Ryanair Holdings (RYAAY) Q4 2023 Earnings Call Transcript
Prepared Remarks
Questions and Answers
Call Participants
Prepared Remarks:
Operator
Welcome to the Ryanair FY '23 Earnings Call. My name is Maxine, and I'll be coordinating the call today. [Operator Instructions]
I will now hand over to your host, Michael O'Leary, Group CEO of Ryanair Holdings plc to begin. Michael, please go ahead when you're ready.
Michael O'Leary
Okay. Good morning, ladies and gentlemen. Welcome to the Ryanair full year results investor call. We have extensive numbers of teams all dialing in because we have an extensive - today and I think 12 teams on the road show this week. So anybody looking for a meeting, please call any of our brokers out of Davy, Citi or at Goodbody.
I take the results as read. We have an extensive presentation, Q&A on the ryanair.com website. Go there. While you're there, buy - make some bookings. You'll need them this summer as prices are rising.
To touch briefly on the last 12, we've sort of seen a very strong recovery. Traffic grew to 168.6 million passenger, which is up 13% in our pre-COVID capacity in a marketplace in Europe, which was operating last year at less than 90% pre-COVID capacity. So Ryanair has been taking enormous sways of market share in almost all markets across Europe.

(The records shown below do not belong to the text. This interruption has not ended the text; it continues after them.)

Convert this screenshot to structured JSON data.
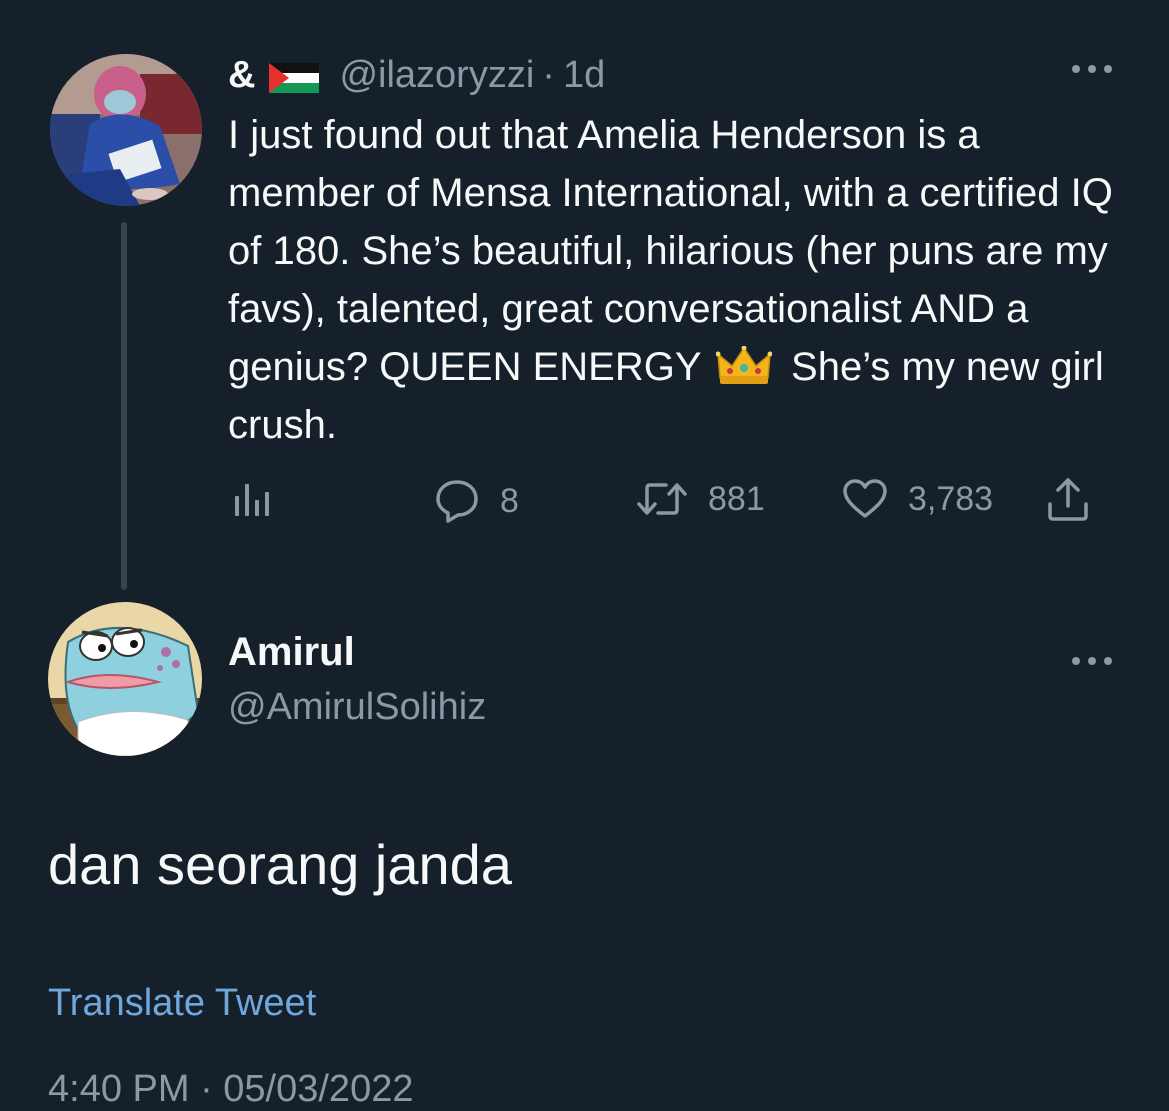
{
  "parent_tweet": {
    "display_name": "&",
    "flag_icon": "palestine-flag-icon",
    "handle": "@ilazoryzzi",
    "separator": "·",
    "time": "1d",
    "more_icon": "more-options-icon",
    "text_before_emoji": "I just found out that Amelia Henderson is a member of Mensa International, with a certified IQ of 180. She’s beautiful, hilarious (her puns are my favs), talented, great conversationalist AND a genius? QUEEN ENERGY",
    "emoji_icon": "crown-icon",
    "text_after_emoji": "She’s my new girl crush.",
    "actions": {
      "analytics_icon": "analytics-icon",
      "reply_icon": "reply-icon",
      "reply_count": "8",
      "retweet_icon": "retweet-icon",
      "retweet_count": "881",
      "like_icon": "heart-icon",
      "like_count": "3,783",
      "share_icon": "share-icon"
    }
  },
  "reply_tweet": {
    "display_name": "Amirul",
    "handle": "@AmirulSolihiz",
    "text": "dan seorang janda",
    "translate_label": "Translate Tweet",
    "timestamp": "4:40 PM · 05/03/2022"
  },
  "colors": {
    "background": "#15202b",
    "primary_text": "#f7f9f9",
    "secondary_text": "#8b98a5",
    "link": "#6fa8dc",
    "thread_line": "#38444d"
  }
}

While our traffic has recovered last year ahead of COVID, profits are still marginally behind where they were pre-COVID at 100 – at €1.4 billion. Nevertheless, a very strong performance at a time when most of our certainly, the local competitors in Europe are losing - are still reporting losses for the last year. Underpinning that was a very strong fuel hedge performance last year, and that poses a challenge for it going forward over the next 12 months.
Looking out a couple of broad themes which I'd like to explore, I think during the Q&A, in particular. We're looking out into a year where we have embedded an enormous cost advantage over almost every other airline in Europe.
I think one of the very significant results of COVID has been two things. One, a huge amount of capacity has been weeded out of Europe. You've seen a huge number of airlines with quite a considerable capacity go above the Tomago, VEs, German Wings [ph] The other incumbents that survive that COVID have either, a, structurally reduce their capacity. Alitalia is operating at 60% pre-COVID capacity, TAP, about 3% pre-COVID capacity. Lufthansa, for example, this year in the German market is still only operating at 80% of its pre-COVID capacity in the short-haul market, and yet prices have doubled. So there is heavily constrained capacity.